UBC Thunderbirds running back Ben Cummings brought the ground game back to the attack of the defending Vanier Cup champions on Friday in a quadruple OT win over the Manitoba Bisons. Bob Frid/UBC Athletics / PNG
Half of the 2016 Canada West football season seemed to be evidence enough that the UBC Thunderbirds were not going to be the proud owners of a running game.
And for half a football game Friday at Thunderbird Stadium, the defending Vanier Cup champions were living up to that cold reality, trailing the Manitoba Bisons 19-13 and looking more and more like a team that might miss the playoffs.
“But coach talked to us at halftime,” said tailback Ben Cummings of UBC head coach Blake Nill. “It was motivating. It made me realize that it was time for me to make a statement.”
All Cummings proceeded to do for a team whose running game had yet to register anything resembling a consistent pulse through a 2-2 start was rush for 206 yards and two scores, his second major tying the game at 30-30 in regulation and sending it into what would eventually become quadruple overtime.
In the extra sessions, the ‘Birds would ride the arm of quarterback Michael O’Connor on their way to a 53-50 victory.
“It came down to a little bit of attitude on the offensive line,” said Nill, “and from Ben, he is a powerful young man. He had to pick up the urgency, and he did today.”
Cummings, the former high school star from Abbotsford’s Robert Bateman Secondary, had just four carries for 27 yards over the first half, but he carried 17 times for 179 yards the rest of the way, his offensive line gaining its best traction of the season and Cummings running with an anger that allowed him to shed first- and second-level tacklers.
On the four UBC drives in which he received three-plus carries from O’Connor, UBC put points on the board.

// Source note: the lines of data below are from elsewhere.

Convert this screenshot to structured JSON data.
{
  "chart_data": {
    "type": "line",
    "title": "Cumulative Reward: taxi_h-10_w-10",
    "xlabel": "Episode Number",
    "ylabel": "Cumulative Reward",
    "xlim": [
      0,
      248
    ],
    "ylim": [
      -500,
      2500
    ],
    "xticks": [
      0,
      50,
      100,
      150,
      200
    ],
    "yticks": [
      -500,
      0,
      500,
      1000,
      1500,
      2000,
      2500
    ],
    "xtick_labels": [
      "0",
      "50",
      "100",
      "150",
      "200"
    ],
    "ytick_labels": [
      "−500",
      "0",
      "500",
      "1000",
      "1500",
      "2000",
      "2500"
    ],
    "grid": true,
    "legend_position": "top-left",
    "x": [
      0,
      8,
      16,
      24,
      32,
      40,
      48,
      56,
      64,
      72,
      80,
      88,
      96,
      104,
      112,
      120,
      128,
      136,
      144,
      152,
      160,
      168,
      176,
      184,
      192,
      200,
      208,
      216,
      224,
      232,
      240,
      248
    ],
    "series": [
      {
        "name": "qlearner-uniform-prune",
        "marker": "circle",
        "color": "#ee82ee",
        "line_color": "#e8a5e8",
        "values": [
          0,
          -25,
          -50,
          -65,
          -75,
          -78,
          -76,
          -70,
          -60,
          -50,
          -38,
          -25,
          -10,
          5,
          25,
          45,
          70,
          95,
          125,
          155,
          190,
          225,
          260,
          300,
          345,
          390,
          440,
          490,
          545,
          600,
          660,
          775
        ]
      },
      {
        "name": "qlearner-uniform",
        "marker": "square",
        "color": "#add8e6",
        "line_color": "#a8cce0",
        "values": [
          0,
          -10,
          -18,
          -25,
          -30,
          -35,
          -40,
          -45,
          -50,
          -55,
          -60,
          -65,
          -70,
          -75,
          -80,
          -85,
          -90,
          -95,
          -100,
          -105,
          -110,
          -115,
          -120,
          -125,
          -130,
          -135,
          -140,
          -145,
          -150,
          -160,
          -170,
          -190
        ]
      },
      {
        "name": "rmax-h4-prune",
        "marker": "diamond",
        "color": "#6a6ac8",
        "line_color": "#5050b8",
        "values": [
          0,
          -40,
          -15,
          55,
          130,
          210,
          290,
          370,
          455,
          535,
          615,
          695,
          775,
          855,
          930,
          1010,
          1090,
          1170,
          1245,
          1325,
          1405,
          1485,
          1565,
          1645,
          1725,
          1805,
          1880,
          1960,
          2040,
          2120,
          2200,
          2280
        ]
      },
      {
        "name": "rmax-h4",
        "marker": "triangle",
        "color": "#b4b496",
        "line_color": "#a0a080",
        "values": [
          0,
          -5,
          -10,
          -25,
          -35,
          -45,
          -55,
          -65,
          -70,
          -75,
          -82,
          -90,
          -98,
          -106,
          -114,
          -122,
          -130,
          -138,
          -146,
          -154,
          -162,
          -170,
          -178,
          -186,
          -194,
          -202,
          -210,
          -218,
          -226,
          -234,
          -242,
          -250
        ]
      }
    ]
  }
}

Two were his own majors, one a 21-yard catch by Trivel Pinto, and the other a Greg Hutchins’ field goal.
For the Thunderbirds, Friday’s explosion of rushing couldn’t have come at a better time because offensive balance is going to be key as UBC navigates the gauntlet of Saskatchewan and Regina on the road and Calgary at home in its Oct. 29 regular-season finale.
Cummings looked to be the guy tabbed to fill the role of RB-1 when the season started, but as UBC attempted to find chemistry along its offensive line and in its backfield, the offence seemed to grow more and more one-dimensional each week, leaning on O’Connor and his cadre of pass catchers.
Friday’s effort seemed to vindicate the quality Cummings brought to the Point Grey campus out of Bateman. Over his final two seasons of high school, Cummings rushed for 2,898 and 32 touchdowns. Once, in his Grade 11 year, he rushed for 402 yards in a single game.
Now as the ‘Birds enter the league-wide bye week, Cummings as well as fellow running backs Kory Nagata and Liam Mahara will continue to battle for carries through practice.
“We’re all close as a running back group,” said Cummings of the trio, each of whom has started games this season.
“We’re just competing to make each other better.”
On Friday, Cummings and the offensive line carried the UBC offence to overtime. From there, O’Connor flashed his mojo in ways that made you think he was back playing in the Vanier Cup.
He went 32 yards to Pinto for a score, later 25 yards to Will Watson for another, and then with the scored tied 47-47, he brought his best into the fourth overtime.
UBC defensive lineman Connor Griffiths recorded a sack to force a second-and-22, forcing Manitoba to settle for a 38-yard field goal and a 50-47 lead. That paved the way for O’Connor to hit Pinto for his third TD catch of the game, a swing pass from 35 yards out that ended the marathon.
“It means everything,” said Nill of moving to 3-2 and keeping the team’s home playoff hopes alive while Manitoba fell to 2-3. “Every game like this is an investment in the culture of this program.”
BIRD BITS: A statistical error Friday mistakenly credited UBC with an extra 40 yards of offence, thus the team finished with 713 yards, not the 753 which was originally reported to be a new school single-game record. The record of 729 yards from 2004 remains the school standard.